Я посмотрел ей в глаза. Они были невыразимо печальны. Но печаль эта была особая, понятная только мне. В ней была жалость. Дженни жалела меня.
Мы стояли молча, обнявшись. Господи, если один из нас заплачет, пусть заплачет и другой. Но лучше, чтобы никто.
Потом она рассказала, как почувствовала себя «совсем говенно» и снова пошла к доктору Шеппарду — не за советом, а за ответом: скажите мне, наконец, что со мной, черт возьми! И он сказал.
Я почему-то почувствовал себя виноватым, что не я первый открыл ей правду. Она догадалась и умышленно глупо вдруг сказала:
— Ты знаешь, Оливер, он из Йельского университета.
— Кто?
— Ну, этот, Аккерман. Гематолог.

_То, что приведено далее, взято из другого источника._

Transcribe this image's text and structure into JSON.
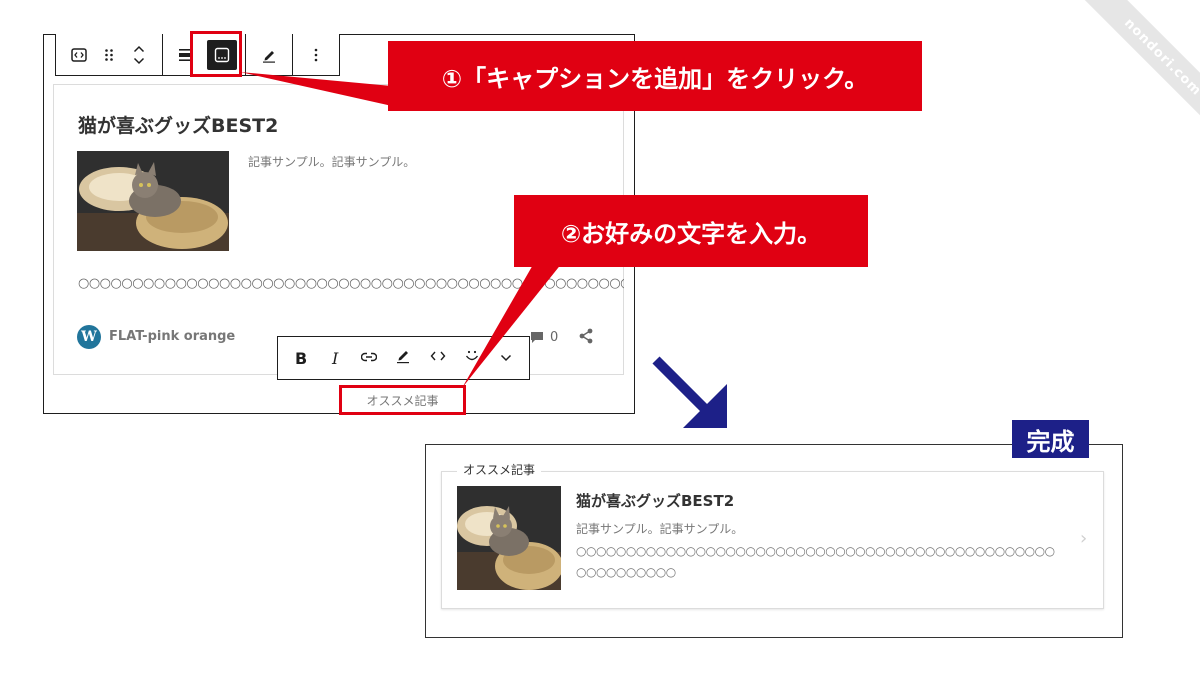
{
  "watermark": "nondori.com",
  "editor": {
    "block_toolbar": {
      "buttons": [
        {
          "icon": "code-embed-icon",
          "label": "‹›"
        },
        {
          "icon": "drag-handle-icon",
          "label": "⠿"
        },
        {
          "icon": "move-up-icon",
          "label": "︿"
        },
        {
          "icon": "move-down-icon",
          "label": "﹀"
        },
        {
          "icon": "align-icon",
          "label": "▬"
        },
        {
          "icon": "caption-icon",
          "label": "…"
        },
        {
          "icon": "pencil-icon",
          "label": "✎"
        },
        {
          "icon": "more-options-icon",
          "label": "⋮"
        }
      ]
    },
    "card": {
      "title": "猫が喜ぶグッズBEST2",
      "excerpt": "記事サンプル。記事サンプル。",
      "circles": "○○○○○○○○○○○○○○○○○○○○○○○○○○○○○○○○○○○○○○○○○○○○○○○○○○○○",
      "site_logo": "W",
      "site_name": "FLAT-pink orange",
      "comment_count": "0"
    },
    "format_toolbar": {
      "bold": "B",
      "italic": "I",
      "link": "⊖",
      "highlight": "✎",
      "code": "‹›",
      "emoji": "ᵕ̈",
      "more": "⌄"
    },
    "caption": "オススメ記事"
  },
  "callouts": {
    "step1": "①「キャプションを追加」をクリック。",
    "step2": "②お好みの文字を入力。"
  },
  "result": {
    "badge": "完成",
    "label": "オススメ記事",
    "title": "猫が喜ぶグッズBEST2",
    "excerpt": "記事サンプル。記事サンプル。",
    "circles": "○○○○○○○○○○○○○○○○○○○○○○○○○○○○○○○○○○○○○○○○○○○○○○○○○○○○○○○○○○",
    "chevron": "›"
  },
  "colors": {
    "callout_red": "#e00012",
    "badge_navy": "#1d2088",
    "arrow_navy": "#1d2088"
  }
}
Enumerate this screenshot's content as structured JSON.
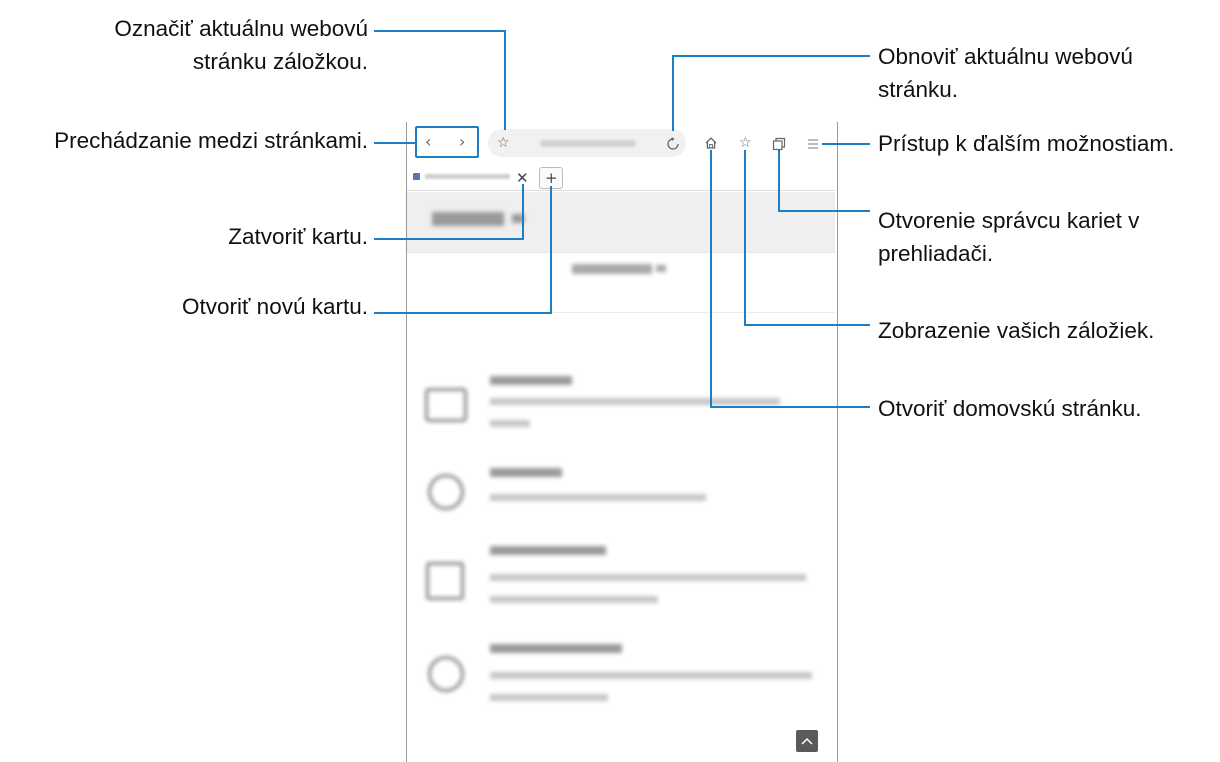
{
  "callouts": {
    "bookmark_current": "Označiť aktuálnu webovú stránku záložkou.",
    "navigate": "Prechádzanie medzi stránkami.",
    "close_tab": "Zatvoriť kartu.",
    "new_tab": "Otvoriť novú kartu.",
    "refresh": "Obnoviť aktuálnu webovú stránku.",
    "more_options": "Prístup k ďalším možnostiam.",
    "tab_manager": "Otvorenie správcu kariet v prehliadači.",
    "view_bookmarks": "Zobrazenie vašich záložiek.",
    "home": "Otvoriť domovskú stránku."
  },
  "colors": {
    "leader": "#1a7fc4",
    "icon": "#666666",
    "scroll_button": "#5a5a5a"
  },
  "icons": {
    "back": "chevron-left-icon",
    "forward": "chevron-right-icon",
    "bookmark_add": "star-icon",
    "refresh": "refresh-icon",
    "home": "home-icon",
    "bookmarks": "star-outline-icon",
    "tabs": "tabs-icon",
    "menu": "menu-icon",
    "close_tab": "close-icon",
    "new_tab": "plus-icon",
    "scroll_top": "chevron-up-icon"
  }
}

Сначала в колледже там учился, потом кончил Медицинскую школу, как ты — Юридическую.
— А-а, — протянул я, понимая, что она хочет хоть как-то облегчить то ужасное, что собиралась сказать.
— Но читать и писать он, по крайней мере, умеет? — спросил я.

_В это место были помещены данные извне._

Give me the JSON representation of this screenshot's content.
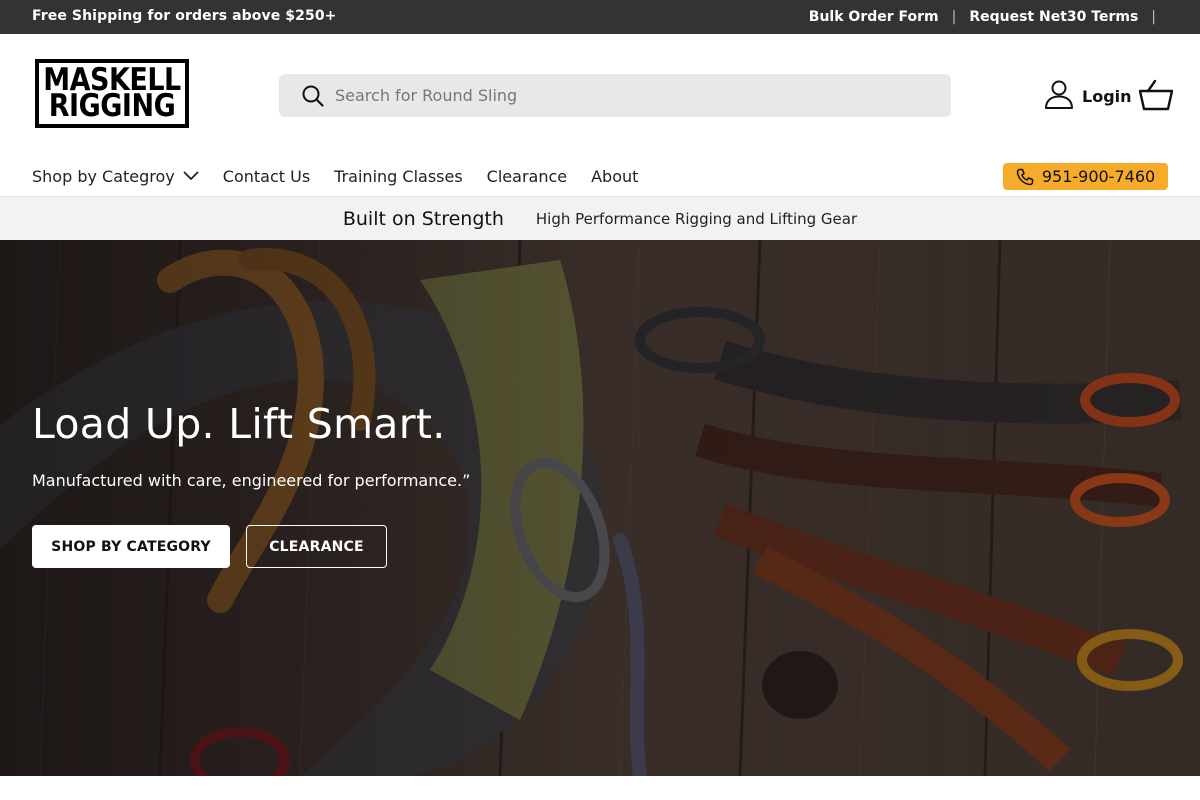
{
  "topbar": {
    "promo": "Free Shipping for orders above $250+",
    "links": [
      {
        "label": "Bulk Order Form"
      },
      {
        "label": "Request Net30 Terms"
      }
    ],
    "separator": "|"
  },
  "header": {
    "logo_line1": "MASKELL",
    "logo_line2": "RIGGING",
    "search_placeholder": "Search for Round Sling",
    "login_label": "Login",
    "icons": {
      "search": "search-icon",
      "account": "user-icon",
      "cart": "basket-icon"
    }
  },
  "nav": {
    "items": [
      {
        "label": "Shop by Categroy",
        "has_dropdown": true
      },
      {
        "label": "Contact Us"
      },
      {
        "label": "Training Classes"
      },
      {
        "label": "Clearance"
      },
      {
        "label": "About"
      }
    ],
    "phone": "951-900-7460",
    "phone_color": "#f6ac2a"
  },
  "strip": {
    "headline": "Built on Strength",
    "subline": "High Performance Rigging and Lifting Gear"
  },
  "hero": {
    "title": "Load Up. Lift Smart.",
    "subtitle": "Manufactured with care, engineered for performance.”",
    "primary_button": "SHOP BY CATEGORY",
    "secondary_button": "CLEARANCE"
  },
  "colors": {
    "topbar_bg": "#333333",
    "accent": "#f6ac2a",
    "strip_bg": "#f2f2f2"
  }
}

— Это еще предстоит выяснить, — улыбнулась миссис Барретт. — Но я знаю, что он умеет говорить. А я и хотела с ним поговорить.
Во всяком случае, теперь я не боялся идти домой, где надо «вести себя как обычно». Мы снова всем делились, даже сознанием того, что наши совместные дни сочтены.

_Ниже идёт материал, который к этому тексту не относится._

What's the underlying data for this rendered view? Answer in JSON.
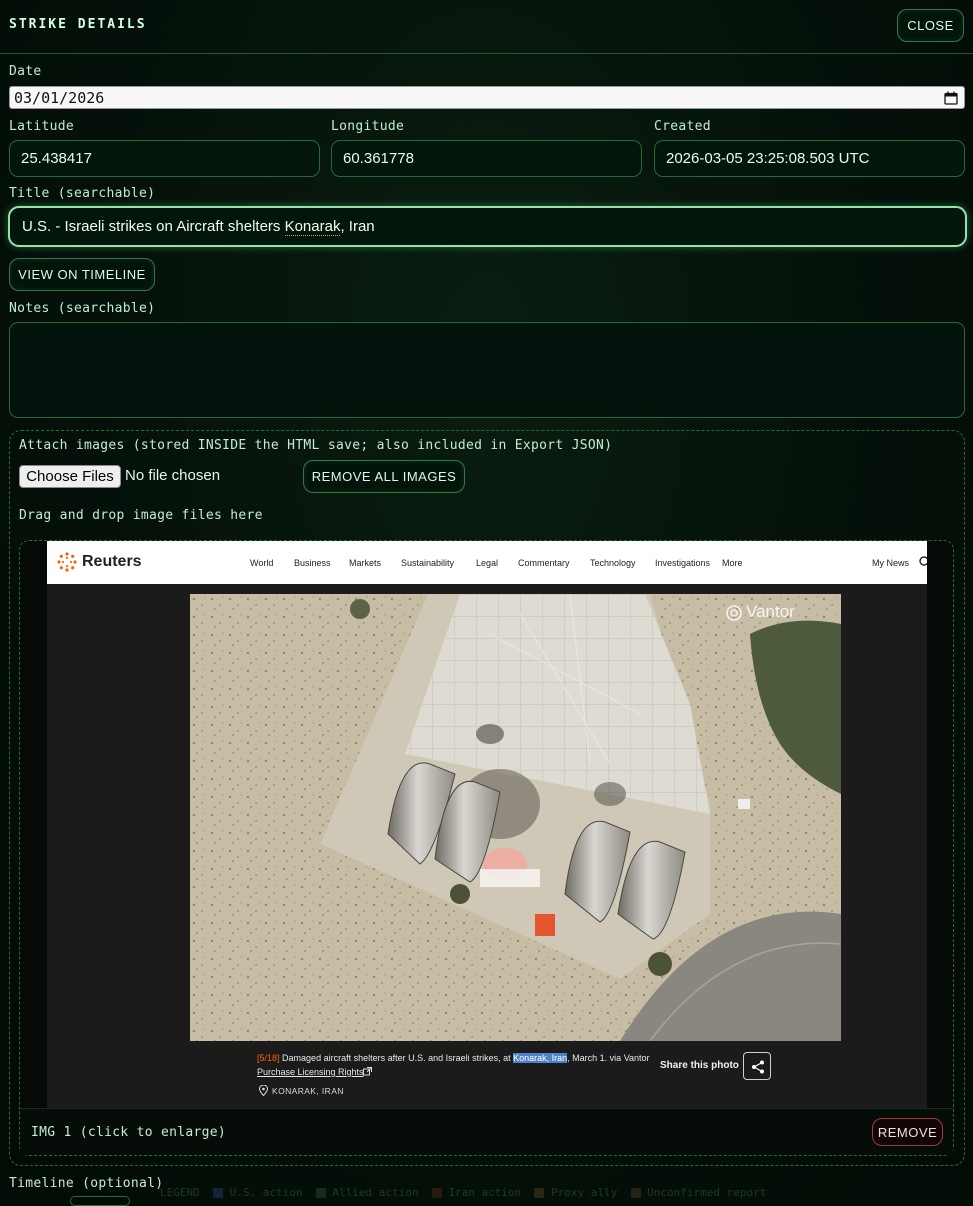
{
  "header": {
    "title": "STRIKE DETAILS",
    "close_label": "CLOSE"
  },
  "form": {
    "date_label": "Date",
    "date_value": "03/01/2026",
    "latitude_label": "Latitude",
    "latitude_value": "25.438417",
    "longitude_label": "Longitude",
    "longitude_value": "60.361778",
    "created_label": "Created",
    "created_value": "2026-03-05 23:25:08.503 UTC",
    "title_label": "Title (searchable)",
    "title_value_prefix": "U.S. - Israeli strikes on Aircraft shelters ",
    "title_value_highlight": "Konarak",
    "title_value_suffix": ", Iran",
    "view_timeline_label": "VIEW ON TIMELINE",
    "notes_label": "Notes (searchable)",
    "notes_value": ""
  },
  "attach": {
    "instructions": "Attach images (stored INSIDE the HTML save; also included in Export JSON)",
    "choose_files_label": "Choose Files",
    "no_file_text": "No file chosen",
    "remove_all_label": "REMOVE ALL IMAGES",
    "drag_drop_text": "Drag and drop image files here"
  },
  "image_card": {
    "caption": "IMG 1 (click to enlarge)",
    "remove_label": "REMOVE",
    "screenshot": {
      "brand": "Reuters",
      "nav": [
        "World",
        "Business",
        "Markets",
        "Sustainability",
        "Legal",
        "Commentary",
        "Technology",
        "Investigations",
        "More"
      ],
      "my_news": "My News",
      "watermark": "Vantor",
      "counter": "[5/18]",
      "caption_prefix": "Damaged aircraft shelters after U.S. and Israeli strikes, at ",
      "caption_highlight": "Konarak, Iran",
      "caption_suffix": ", March 1. via Vantor",
      "licensing": "Purchase Licensing Rights",
      "location": "KONARAK, IRAN",
      "share_label": "Share this photo"
    }
  },
  "timeline": {
    "label": "Timeline (optional)"
  },
  "legend_strip": {
    "label": "LEGEND",
    "items": [
      "U.S. action",
      "Allied action",
      "Iran action",
      "Proxy ally",
      "Unconfirmed report"
    ]
  },
  "colors": {
    "accent": "#8fe6a8",
    "danger": "#a03c3c",
    "highlight": "#4e82c8",
    "reuters_orange": "#fa6400"
  }
}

Нам надо было многое обсудить — вещи, о которых редко говорят двадцатичетырехлетние супруги.
— Я надеюсь, ты будешь сильным, как настоящий хоккеист, — говорила она.
— Буду, буду, — отвечал я, спрашивая себя, чувствует ли всегда и все понимающая Дженни, что великий хоккеист ужасно испуган.
— Из-за Фила, — продолжала она. — Ему будет тяжелее всех. Ты, в конце концов, останешься веселым вдовцом.
— Я не буду веселым, — перебил я.
— Ты будешь веселым, черт побери. Я хочу, чтобы ты был веселым, О’кей?
— О’кей.
— О’кей.
Это случилось примерно через месяц, сразу после обеда. Дженни по-прежнему готовила сама, она настояла на этом. Правда, я в конце концов убедил ее разрешить мне убирать со стола (хотя она с пеной у рта доказывала мне, что это не «мужская работа»), Я возился с посудой, а Дженни играла Шопена на рояле. Вдруг она остановилась, и я сразу же заглянул в гостиную.
— Ты в порядке, Дженни? — спросил я. Я, конечно, имел в виду — относительно в порядке. Она ответила вопросом на вопрос.
Ознакомительная версия.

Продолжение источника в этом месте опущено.